Tinggalkan kepanikan, tetapi jangan luput dari berikhtiar. Sebab, dalam ajaran Islam wabah memang berasal dari Allah Ta’ala, sebagaimana setiap peristiwa di langit dan bumi milik-Nya. Akan tetapi, wabah yang menimpa orang-orang yang beriman dapat diartikan sebagai rahmat atau kebaikan.
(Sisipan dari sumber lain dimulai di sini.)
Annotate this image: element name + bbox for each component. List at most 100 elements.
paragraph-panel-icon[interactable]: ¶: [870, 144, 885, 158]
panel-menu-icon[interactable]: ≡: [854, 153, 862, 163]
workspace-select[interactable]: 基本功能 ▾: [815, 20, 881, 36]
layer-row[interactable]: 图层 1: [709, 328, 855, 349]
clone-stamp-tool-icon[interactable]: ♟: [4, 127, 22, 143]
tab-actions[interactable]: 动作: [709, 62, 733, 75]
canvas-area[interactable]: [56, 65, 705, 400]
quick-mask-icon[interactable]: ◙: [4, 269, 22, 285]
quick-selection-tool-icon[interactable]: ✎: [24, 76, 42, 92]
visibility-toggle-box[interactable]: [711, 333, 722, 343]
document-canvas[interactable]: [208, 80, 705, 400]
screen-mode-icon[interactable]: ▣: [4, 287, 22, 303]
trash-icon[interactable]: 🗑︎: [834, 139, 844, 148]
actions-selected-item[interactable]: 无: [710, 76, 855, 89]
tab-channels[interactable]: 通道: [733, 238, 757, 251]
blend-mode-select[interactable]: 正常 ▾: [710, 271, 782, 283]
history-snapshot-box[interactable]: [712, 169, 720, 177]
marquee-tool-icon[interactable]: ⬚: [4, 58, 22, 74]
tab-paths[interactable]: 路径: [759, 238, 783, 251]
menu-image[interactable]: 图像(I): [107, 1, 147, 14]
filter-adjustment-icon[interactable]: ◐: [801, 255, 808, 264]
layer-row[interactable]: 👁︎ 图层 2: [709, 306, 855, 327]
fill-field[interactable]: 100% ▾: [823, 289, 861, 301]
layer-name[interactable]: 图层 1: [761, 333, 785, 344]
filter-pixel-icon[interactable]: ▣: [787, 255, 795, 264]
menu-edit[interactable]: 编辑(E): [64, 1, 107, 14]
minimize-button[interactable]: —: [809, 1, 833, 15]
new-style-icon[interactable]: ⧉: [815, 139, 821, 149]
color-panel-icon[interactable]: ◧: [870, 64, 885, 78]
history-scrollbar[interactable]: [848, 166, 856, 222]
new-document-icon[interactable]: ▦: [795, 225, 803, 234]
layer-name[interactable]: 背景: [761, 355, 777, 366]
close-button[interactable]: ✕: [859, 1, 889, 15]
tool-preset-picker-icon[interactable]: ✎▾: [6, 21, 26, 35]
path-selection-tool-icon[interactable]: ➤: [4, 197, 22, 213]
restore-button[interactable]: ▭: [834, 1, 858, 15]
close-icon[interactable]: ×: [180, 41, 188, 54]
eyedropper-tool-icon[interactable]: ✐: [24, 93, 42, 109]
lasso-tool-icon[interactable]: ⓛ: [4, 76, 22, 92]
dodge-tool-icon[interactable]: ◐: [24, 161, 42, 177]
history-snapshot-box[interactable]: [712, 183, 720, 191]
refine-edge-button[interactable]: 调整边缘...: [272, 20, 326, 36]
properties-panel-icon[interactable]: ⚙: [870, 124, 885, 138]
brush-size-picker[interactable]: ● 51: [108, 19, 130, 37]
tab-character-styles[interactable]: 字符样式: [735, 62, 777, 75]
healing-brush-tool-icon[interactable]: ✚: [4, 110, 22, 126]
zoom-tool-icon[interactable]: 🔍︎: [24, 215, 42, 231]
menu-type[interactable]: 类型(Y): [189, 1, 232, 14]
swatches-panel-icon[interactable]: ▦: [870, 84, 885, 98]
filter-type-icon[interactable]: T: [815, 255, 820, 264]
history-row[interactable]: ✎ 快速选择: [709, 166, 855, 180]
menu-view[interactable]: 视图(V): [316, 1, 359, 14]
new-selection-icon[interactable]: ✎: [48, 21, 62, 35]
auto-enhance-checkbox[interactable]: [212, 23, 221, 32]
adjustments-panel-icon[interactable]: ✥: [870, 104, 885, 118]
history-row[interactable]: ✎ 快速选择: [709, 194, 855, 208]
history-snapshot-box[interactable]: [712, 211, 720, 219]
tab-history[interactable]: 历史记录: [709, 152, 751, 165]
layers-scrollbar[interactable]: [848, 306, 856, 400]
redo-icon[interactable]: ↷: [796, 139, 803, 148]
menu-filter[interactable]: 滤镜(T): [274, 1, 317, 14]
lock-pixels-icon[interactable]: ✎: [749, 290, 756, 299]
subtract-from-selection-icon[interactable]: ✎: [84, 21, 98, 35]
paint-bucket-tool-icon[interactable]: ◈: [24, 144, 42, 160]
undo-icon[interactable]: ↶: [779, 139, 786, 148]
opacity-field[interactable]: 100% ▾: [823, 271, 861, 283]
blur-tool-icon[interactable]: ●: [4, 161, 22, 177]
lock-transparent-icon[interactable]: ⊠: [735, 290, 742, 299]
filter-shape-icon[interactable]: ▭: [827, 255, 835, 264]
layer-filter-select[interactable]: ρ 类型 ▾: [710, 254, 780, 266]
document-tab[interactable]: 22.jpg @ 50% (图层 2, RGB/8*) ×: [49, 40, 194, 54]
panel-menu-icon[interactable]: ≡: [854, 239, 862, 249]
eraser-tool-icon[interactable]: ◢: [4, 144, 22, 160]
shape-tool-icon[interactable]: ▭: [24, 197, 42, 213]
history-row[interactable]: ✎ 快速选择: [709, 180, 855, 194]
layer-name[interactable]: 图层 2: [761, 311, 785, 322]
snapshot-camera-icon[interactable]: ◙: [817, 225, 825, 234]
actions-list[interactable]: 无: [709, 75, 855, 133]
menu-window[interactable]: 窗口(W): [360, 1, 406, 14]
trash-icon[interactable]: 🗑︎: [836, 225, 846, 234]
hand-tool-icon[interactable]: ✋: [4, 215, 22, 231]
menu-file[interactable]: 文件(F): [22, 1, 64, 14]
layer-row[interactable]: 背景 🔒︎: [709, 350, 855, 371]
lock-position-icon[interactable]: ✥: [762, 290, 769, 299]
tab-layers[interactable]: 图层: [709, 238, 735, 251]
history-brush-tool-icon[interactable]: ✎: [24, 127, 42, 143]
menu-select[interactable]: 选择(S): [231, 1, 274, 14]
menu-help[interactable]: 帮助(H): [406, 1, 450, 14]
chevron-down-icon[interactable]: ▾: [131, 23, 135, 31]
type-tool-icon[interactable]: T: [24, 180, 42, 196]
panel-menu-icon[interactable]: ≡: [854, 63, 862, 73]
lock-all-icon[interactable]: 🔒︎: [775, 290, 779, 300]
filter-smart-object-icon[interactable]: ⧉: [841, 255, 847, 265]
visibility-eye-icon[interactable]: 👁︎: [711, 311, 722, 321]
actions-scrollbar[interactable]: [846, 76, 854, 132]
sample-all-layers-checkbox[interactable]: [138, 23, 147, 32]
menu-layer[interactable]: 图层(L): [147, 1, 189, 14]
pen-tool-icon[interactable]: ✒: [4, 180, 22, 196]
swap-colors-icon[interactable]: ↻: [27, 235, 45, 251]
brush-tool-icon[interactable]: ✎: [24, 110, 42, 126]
Hal itu terjadi bila seorang Mukmin telah berusaha berlindung dari buruknya wabah. Upaya itu diiringi dengan penuh tawakal, kesabaran, dan harapan akan memperoleh ridha-Nya.
Bagi Mukminin yang gugur lantaran terkena wabah, ganjaran baginya adalah syahid. Statusnya seperti orang-orang yang wafat dalam perjuangan atau jihad fii sabilillah. Semoga kita semua dapat melalui pandemi ini dengan sebaik-baiknya.